唯以此符为契,待他日后登临仙界,再徐图深远布局。
苏子安摩挲着玉符,低声自语:“有意思……平心娘娘,究竟图什么?‘善缘’二字,听着可不像白给的甜枣。”
小白依偎着他,忧心忡忡:“苏子安,她对你……是不是另有打算?”
苏子安眉头微蹙,缓缓摇头:“目前还说不准。”
彩衣略一思忖,转向小白道:“应该不至于吧?平心娘娘可是仙界最顶尖的大能之一,我想,她不至于对苏子安设局。
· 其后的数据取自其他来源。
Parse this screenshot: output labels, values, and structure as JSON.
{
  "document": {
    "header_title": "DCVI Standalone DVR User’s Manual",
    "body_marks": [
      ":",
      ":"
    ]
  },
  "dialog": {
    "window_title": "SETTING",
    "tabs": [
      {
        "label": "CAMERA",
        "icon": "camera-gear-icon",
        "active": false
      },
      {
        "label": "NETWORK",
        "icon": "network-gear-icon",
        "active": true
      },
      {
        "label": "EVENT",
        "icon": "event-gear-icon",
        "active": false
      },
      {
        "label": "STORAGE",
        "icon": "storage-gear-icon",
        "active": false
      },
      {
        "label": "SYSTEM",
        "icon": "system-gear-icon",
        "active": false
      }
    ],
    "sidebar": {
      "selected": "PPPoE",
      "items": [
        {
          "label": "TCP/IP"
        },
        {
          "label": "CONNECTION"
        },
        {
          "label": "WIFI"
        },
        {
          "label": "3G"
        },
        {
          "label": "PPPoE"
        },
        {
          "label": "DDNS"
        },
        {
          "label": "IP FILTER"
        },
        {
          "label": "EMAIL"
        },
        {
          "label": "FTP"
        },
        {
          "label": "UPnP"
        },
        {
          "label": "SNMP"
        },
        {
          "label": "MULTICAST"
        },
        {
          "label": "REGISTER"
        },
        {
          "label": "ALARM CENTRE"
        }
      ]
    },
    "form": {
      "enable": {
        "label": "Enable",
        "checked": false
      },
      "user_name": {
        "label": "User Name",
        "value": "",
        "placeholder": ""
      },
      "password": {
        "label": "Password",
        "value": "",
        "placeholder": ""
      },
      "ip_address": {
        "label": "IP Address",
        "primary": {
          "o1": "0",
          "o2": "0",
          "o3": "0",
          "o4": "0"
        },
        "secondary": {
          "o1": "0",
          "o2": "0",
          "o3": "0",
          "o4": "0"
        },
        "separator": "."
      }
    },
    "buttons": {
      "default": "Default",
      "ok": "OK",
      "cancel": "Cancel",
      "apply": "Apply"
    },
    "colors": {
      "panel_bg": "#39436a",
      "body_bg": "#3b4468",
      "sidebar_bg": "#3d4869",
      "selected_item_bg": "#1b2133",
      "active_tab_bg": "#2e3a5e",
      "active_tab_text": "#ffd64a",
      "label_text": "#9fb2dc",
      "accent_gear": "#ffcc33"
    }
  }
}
”
砰!
苏子安抬手轻敲她额头,笑道:“你懂什么?若真是一片好意,怎么不给你也来一枚?”
“你!”
彩衣又羞又怒,瞪圆了眼。
这人太过分了!
她万没想到,他竟敢伸手敲自己脑袋,无耻混账!若非实力悬殊,她真想当场把他按在地上狠揍一顿。
平心娘娘?
从头到尾,对方连眼角余光都没扫过她一眼,更未与她说过只言片语。
在那位大能眼中,自己怕是连尘埃都不如,怎可能特意赐符?
可越是这样,彩衣越觉得苏子安古怪。
平心娘娘身为六道轮回执掌者,更是洪荒仙界至高存在之一,为何专程寻他?
无当圣母、观音菩萨、龙母……
前两者她略知一二,尤其是佛门观音菩萨;能与观音并列,那无当圣母与龙母,必也是仙界赫赫有名的大人物。
她们三人,又怎会和眼前这个没皮没脸的家伙扯上干系?
彩衣忽然发现,自己根本看不透苏子安。
不,准确地说,她对这个厚颜无耻的登徒子,一无所知。
小白环顾四周,轻声问:“苏子安,咱们怎么离开阴间?”
“阎君,还不现身?”
苏子安斜睨了一眼,嘴角微微一撇。
平心娘娘走后不久,他便察觉有生人闯入枉死城。
阴司地界向来森严,除却执掌幽冥的阎君,寻常鬼吏连靠近都不敢,苏子安当即断定,是阎君悄悄来了。
嗖!
一道黑影倏然浮现,袍角未落,已躬身垂首:“阴司阎君,拜见大人。”
他对苏子安毕恭毕敬,半点不敢托大。
此人曾手刃星耀、诛灭黑山老妖,更与仙界六道轮回之主平心娘娘渊源颇深。
若惹恼了他,别说苏子安亲自出手,单是平心娘娘那一关,阎君就万万过不去。
苏子安摆了摆手,直截了当问:“怎么出阴间?”
阎君双手奉上一枚墨色玉符:“大人,此乃阴界结界符。持符可自由往返阴阳两界,出入无碍。”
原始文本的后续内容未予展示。